Firefighters Joseph Vosilla and Brendan Manning were taken to area hospitals in critical condition, fire officials said. Vosilla was taken to Elmhurst Hospital and underwent surgery, while Manning was sent to New York Hospital, where he was treated for multiple fractures and burns, fire officials said.
Many of the injured were treated in the streets surrounding the explosion, carried off to waiting ambulances and first aid sites set up at the location. They were transported to Elmhurst Hospital, Cornell Medical Center, Jacobi Medical Center and Bellevue Hospital, the mayor said.
Neighbors familiar with the old-fashioned hardware store said it had bins of nails lining the walls and was stocked with janitorial supplies, such as paints, solvents and other flammable chemicals.
The Gordons’ family-owned shop had just been inspected two weeks ago, said Spencer Gordon. Fire officials said those inspections involved only fire extinguishers.
The two-story building was reduced to a one-story wreck with interior walls exposed, a sunken black tar roof and a second-floor mattress thrown from its frame. Dark brown smoke still fumed from the building’s windows late into Sunday afternoon.
For hours the streets surrounding the corner of Astoria Boulevard and 18th Street were blocked off to traffic and lined with fire trucks and support crews.
The American Red Cross and the Salvation Army were on hand supplying water to the firefighters, while other FDNY staff members brought in tanks of oxygen for those still fighting the flames.

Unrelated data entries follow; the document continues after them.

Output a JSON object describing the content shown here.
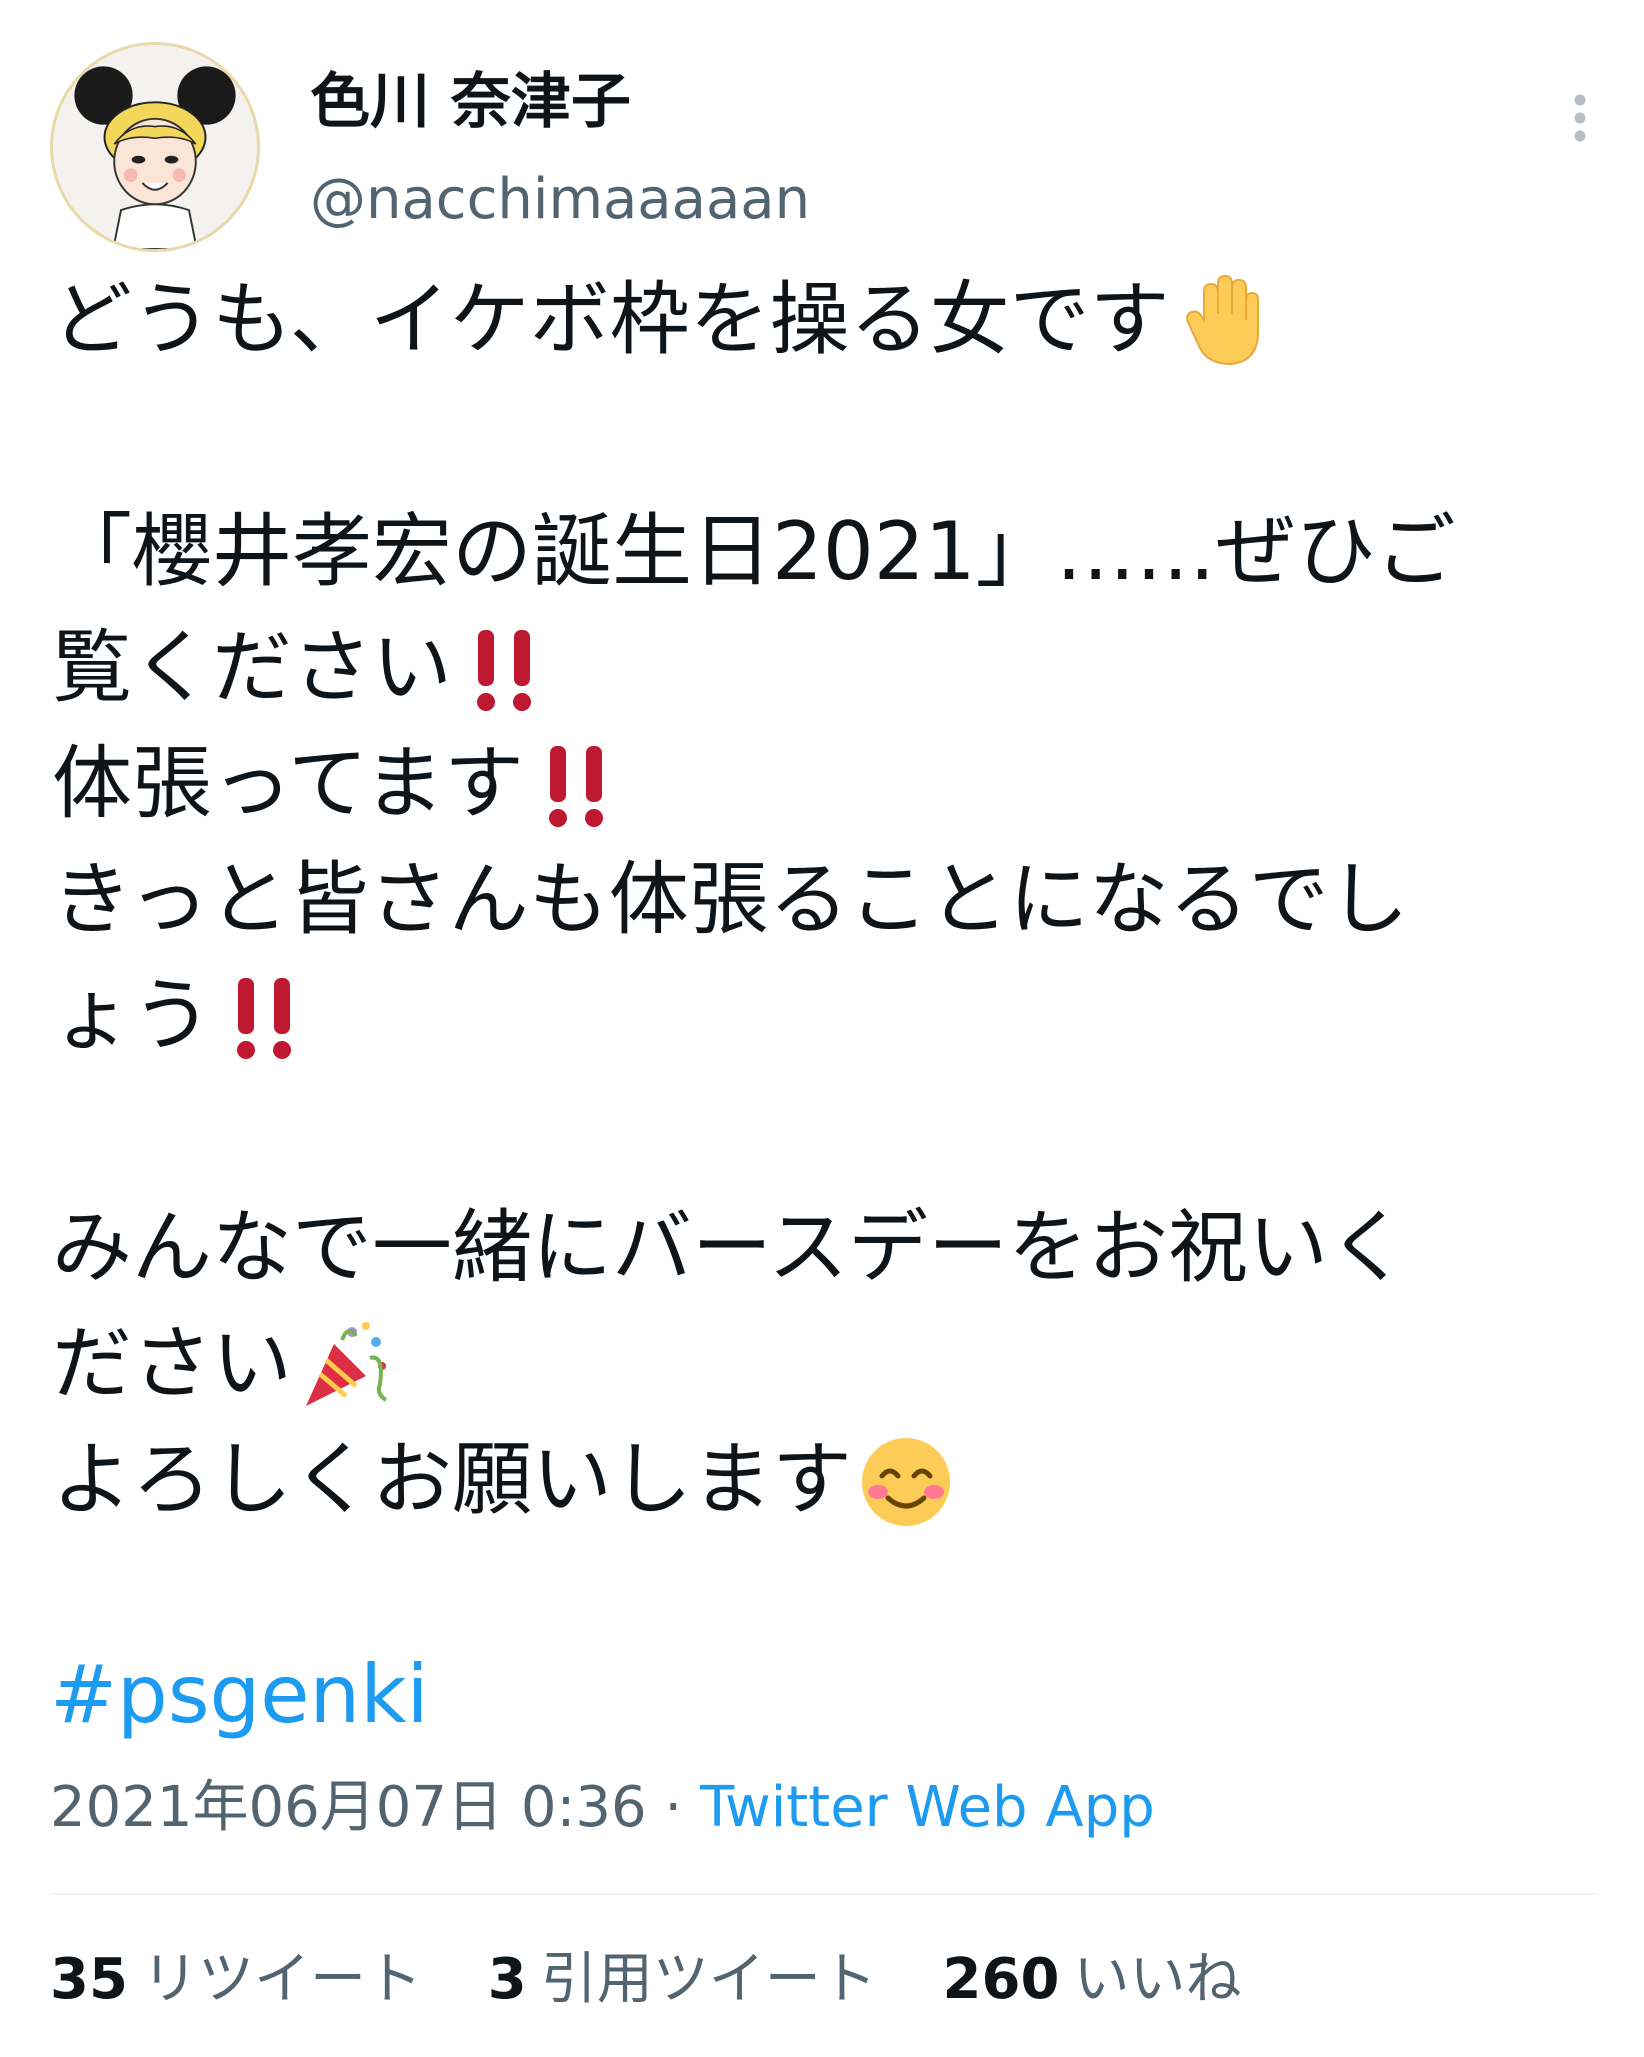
{
  "author": {
    "display_name": "色川 奈津子",
    "handle": "@nacchimaaaaan",
    "avatar_icon": "cartoon-girl-mouse-ears-avatar"
  },
  "menu": {
    "icon": "more-vertical-icon"
  },
  "tweet": {
    "lines": [
      {
        "text": "どうも、イケボ枠を操る女です",
        "emoji": "raised-hand-emoji"
      },
      {
        "text": "",
        "emoji": ""
      },
      {
        "text": "「櫻井孝宏の誕生日2021」……ぜひご",
        "emoji": ""
      },
      {
        "text": "覧ください",
        "emoji": "double-exclamation-emoji"
      },
      {
        "text": "体張ってます",
        "emoji": "double-exclamation-emoji"
      },
      {
        "text": "きっと皆さんも体張ることになるでし",
        "emoji": ""
      },
      {
        "text": "ょう",
        "emoji": "double-exclamation-emoji"
      },
      {
        "text": "",
        "emoji": ""
      },
      {
        "text": "みんなで一緒にバースデーをお祝いく",
        "emoji": ""
      },
      {
        "text": "ださい",
        "emoji": "party-popper-emoji"
      },
      {
        "text": "よろしくお願いします",
        "emoji": "smiling-face-emoji"
      }
    ],
    "hashtag": "#psgenki"
  },
  "meta": {
    "timestamp": "2021年06月07日 0:36",
    "separator": " · ",
    "source_app": "Twitter Web App"
  },
  "stats": {
    "retweets_count": "35",
    "retweets_label": "リツイート",
    "quotes_count": "3",
    "quotes_label": "引用ツイート",
    "likes_count": "260",
    "likes_label": "いいね"
  },
  "colors": {
    "link": "#1d9bf0",
    "secondary_text": "#536471",
    "primary_text": "#0f1419",
    "divider": "#eff3f4",
    "exclamation": "#be1931"
  }
}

“It shows you what a difficult job this is,” said City Council Speaker Peter Vallone (D-Astoria) as he watched the rescue efforts Sunday. “These firefighters came from their homes on Father’s Day, risking their lives. This is a wake-up to everyone, a reminder why these firefighters are called ‘the bravest.’”
Ford left behind his wife Denise and their three children: Janna O’Brien, 24, Harry, 12, and Gerard, 10. Downing is survived by his wife Anne, daughter Joanne, 7, and son Michael, 3. Fahey left his wife, Mary and their three sons, Brendan, 8, and 3-1/2-year-old twins Patrick and James.
A second and third generation of the Gordon family took over the hardware store’s operation after founder Alec died earlier this month.
Vallone said Randall and Spencer Gordon, the father and son who now run the store, which was demolished in the explosion, were shattered by the fire and loss of life.
— Dustin Brown contributed to this story.